Wow a lot of crap has been goin down, so i've read. Everyone was way happy for awhile then not so much now but its cool though.
so, yeah I really really really like Zack (fantesticles Zack) and I don't even know why
I barely know him, From what I do know I really like.
I dont get how I get so attatched to people so easilly it doesnt make sense... maybe I dont really get attatched I just think I get attatched but really, its all in my head. or something -blink- -blink-
hmmm.... Today Zack was sad and was barely talking to me at all...And if he said anything it was one word responces...
I asked him what his favorite thing in the whole world was, his responce was cigarettes and pussy.
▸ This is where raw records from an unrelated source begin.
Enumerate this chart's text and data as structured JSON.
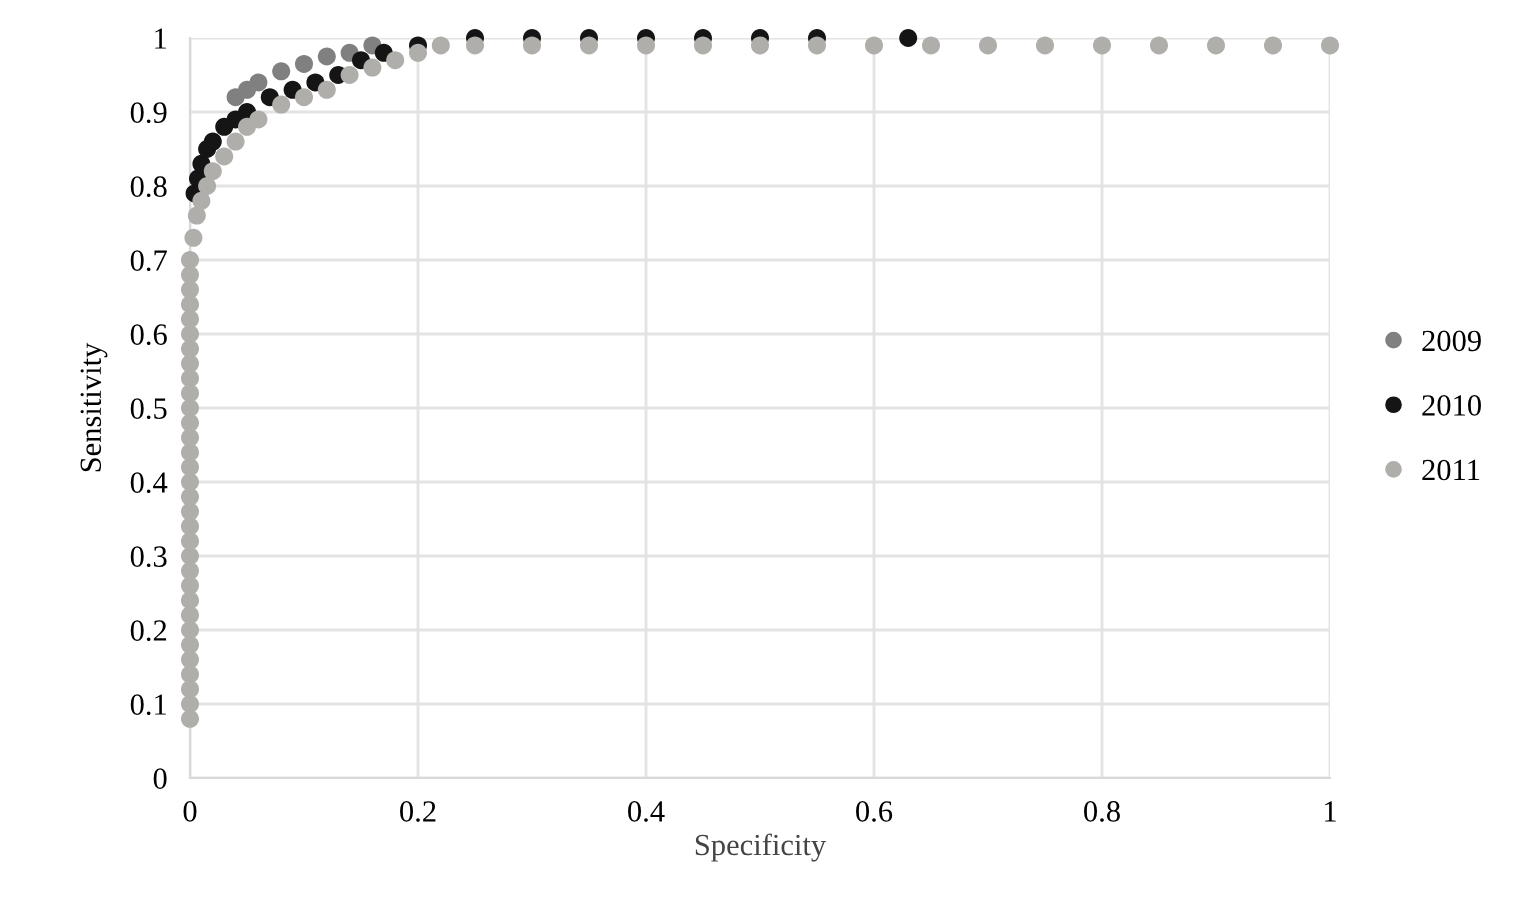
{
  "chart_data": {
    "type": "scatter",
    "xlabel": "Specificity",
    "ylabel": "Sensitivity",
    "xlim": [
      0,
      1
    ],
    "ylim": [
      0,
      1
    ],
    "xticks": [
      0,
      0.2,
      0.4,
      0.6,
      0.8,
      1
    ],
    "yticks": [
      0,
      0.1,
      0.2,
      0.3,
      0.4,
      0.5,
      0.6,
      0.7,
      0.8,
      0.9,
      1
    ],
    "grid": true,
    "legend": "right",
    "marker": "circle",
    "series": [
      {
        "name": "2009",
        "color": "#808080",
        "x": [
          0.04,
          0.05,
          0.06,
          0.08,
          0.1,
          0.12,
          0.14,
          0.16
        ],
        "values": [
          0.92,
          0.93,
          0.94,
          0.955,
          0.965,
          0.975,
          0.98,
          0.99
        ]
      },
      {
        "name": "2010",
        "color": "#151515",
        "x": [
          0.004,
          0.007,
          0.01,
          0.015,
          0.02,
          0.03,
          0.04,
          0.05,
          0.07,
          0.09,
          0.11,
          0.13,
          0.15,
          0.17,
          0.2,
          0.25,
          0.3,
          0.35,
          0.4,
          0.45,
          0.5,
          0.55,
          0.63
        ],
        "values": [
          0.79,
          0.81,
          0.83,
          0.85,
          0.86,
          0.88,
          0.89,
          0.9,
          0.92,
          0.93,
          0.94,
          0.95,
          0.97,
          0.98,
          0.99,
          1,
          1,
          1,
          1,
          1,
          1,
          1,
          1
        ]
      },
      {
        "name": "2011",
        "color": "#b0aeaa",
        "x": [
          0,
          0,
          0,
          0,
          0,
          0,
          0,
          0,
          0,
          0,
          0,
          0,
          0,
          0,
          0,
          0,
          0,
          0,
          0,
          0,
          0,
          0,
          0,
          0,
          0,
          0,
          0,
          0,
          0,
          0,
          0,
          0,
          0.003,
          0.006,
          0.01,
          0.015,
          0.02,
          0.03,
          0.04,
          0.05,
          0.06,
          0.08,
          0.1,
          0.12,
          0.14,
          0.16,
          0.18,
          0.2,
          0.22,
          0.25,
          0.3,
          0.35,
          0.4,
          0.45,
          0.5,
          0.55,
          0.6,
          0.65,
          0.7,
          0.75,
          0.8,
          0.85,
          0.9,
          0.95,
          1
        ],
        "values": [
          0.08,
          0.1,
          0.12,
          0.14,
          0.16,
          0.18,
          0.2,
          0.22,
          0.24,
          0.26,
          0.28,
          0.3,
          0.32,
          0.34,
          0.36,
          0.38,
          0.4,
          0.42,
          0.44,
          0.46,
          0.48,
          0.5,
          0.52,
          0.54,
          0.56,
          0.58,
          0.6,
          0.62,
          0.64,
          0.66,
          0.68,
          0.7,
          0.73,
          0.76,
          0.78,
          0.8,
          0.82,
          0.84,
          0.86,
          0.88,
          0.89,
          0.91,
          0.92,
          0.93,
          0.95,
          0.96,
          0.97,
          0.98,
          0.99,
          0.99,
          0.99,
          0.99,
          0.99,
          0.99,
          0.99,
          0.99,
          0.99,
          0.99,
          0.99,
          0.99,
          0.99,
          0.99,
          0.99,
          0.99,
          0.99
        ]
      }
    ]
  }
}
So I sent him this thingy I made for him...
Once he got it he said it made him really happy...
I was so happy that it made him happy I wanted to like cry or something. But since I'm the ice princess and I have no emotions I didnt... hahah
Why do I like this kid so much? I was thinking maybe it was because I've been single since winterbreak and maybe I just want to be with somebody and he was just there so it happened to be him. But I don't like anyone else. And when I see other guys I like or used to like the first thing I think of is Zack.
It shouldn't be like this. He doesn't care about me like I care about him, and he shouldn't. We barely know each other. What the fuck. Someone punch me in the face.